Tags: watermark & work unit
Type: integer
Default value: 0
Related:
ms.grace.period.days
addresses the late arrival problem, which is
very common if the ingestion source is a data warehouse.
ms.grace.period.days
defines a Grace Period for incremental extraction,
and it adds extra buffer to cutoff timestamp during the
incremental load so that more data can be included.

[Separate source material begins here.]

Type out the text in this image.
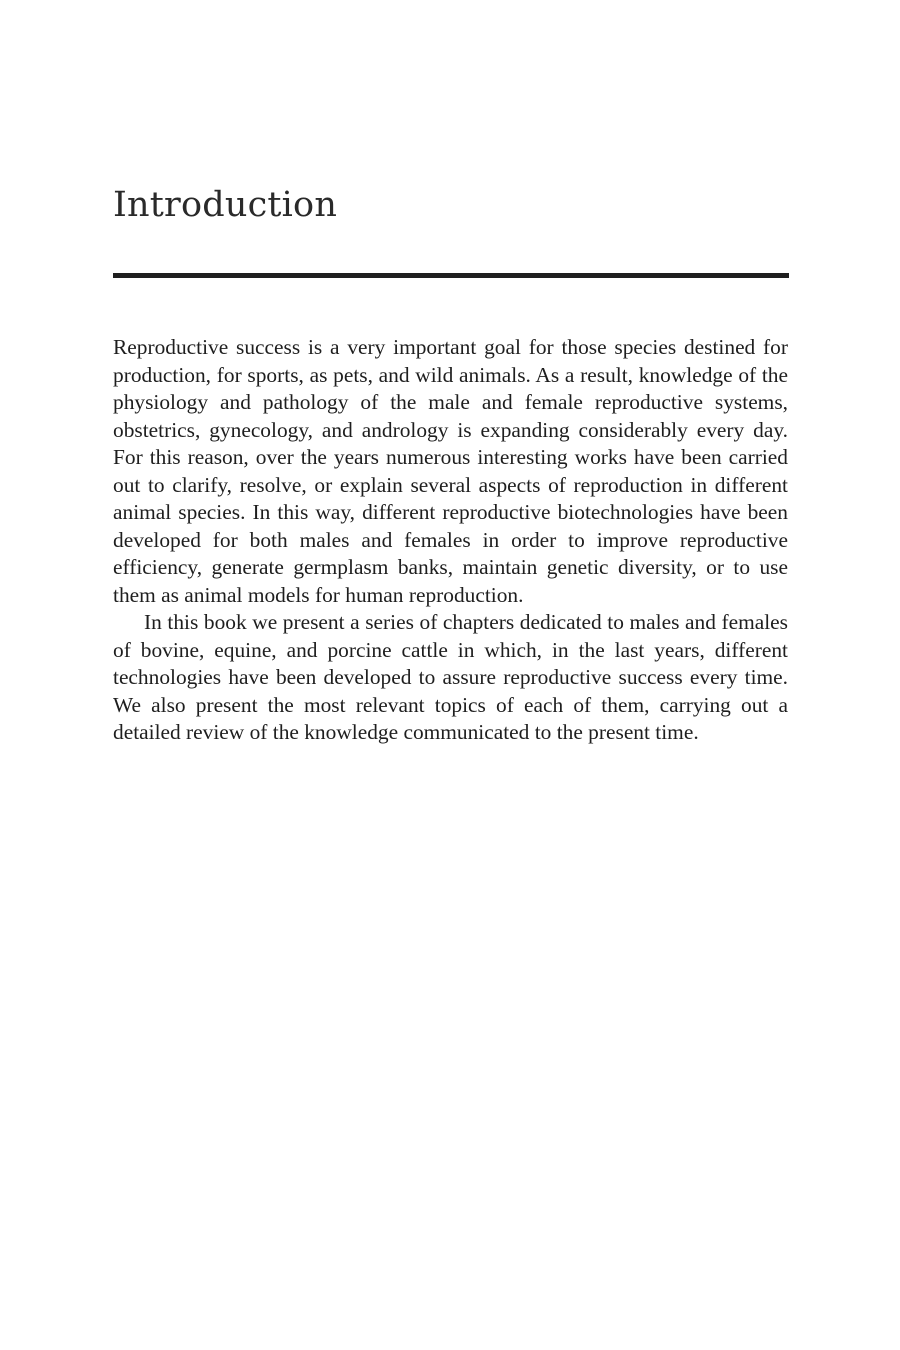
Introduction

Reproductive success is a very important goal for those species destined for production, for sports, as pets, and wild animals. As a result, knowledge of the physiology and pathology of the male and female reproductive systems, obstetrics, gynecology, and andrology is expanding considerably every day. For this reason, over the years numerous interesting works have been carried out to clarify, resolve, or explain several aspects of reproduction in different animal species. In this way, different reproductive biotechnologies have been developed for both males and females in order to improve reproductive efficiency, generate germplasm banks, maintain genetic diversity, or to use them as animal models for human reproduction.

In this book we present a series of chapters dedicated to males and females of bovine, equine, and porcine cattle in which, in the last years, different technologies have been developed to assure reproductive success every time. We also present the most relevant topics of each of them, carrying out a detailed review of the knowledge communicated to the present time.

Grace Period is for overlapped data extraction, it assumes that the source can
have late arrivals, which are older data that showed up in source
after last extract. For example, a record was modified 2 days ago,
but did not show up in source until today. In such case, if we extract based on
the record's last update date
, the last extraction would have missed that record,
and today's extraction will again miss it if we cut off by last
extraction time (yesterday).
A grace period is thus subtracted from the cutoff timestamp, allowing us move the cutoff time backward by the Grace Period, allowing late arrivals be captured in incremental extraction.
ms.http.grace.period.days
itself alone doesn't change extraction logic,
it only changes the work unit watermark. Job configuration need to
use the watermark derived variables in requests properly in order achieve the
goal of reliable incremental extraction.
If we set ms.http.grace.period.days=2
, and we run the data ingestion job
daily, after last extraction yesterday, the cutoff time would be last
ETL time without grace period. With grace period, the cutoff time becomes
last ETL time - 2 days
.
That means the work unit watermark becomes [last ETL time - 2 days
, current time
).
If a variable "fromTime" is defined on the watermark (see ms.parameters),
it would have the value last ETL time - 2 days
.
If the variable is used in request like http://domain/path?updateDate>={{fromTime}}
,
then the extraction will include data that was updated since last ETL time - 2 days
.
With grace period, the extraction would only include data that was updated
since last ETL time
, and it would potentially miss late arrivals.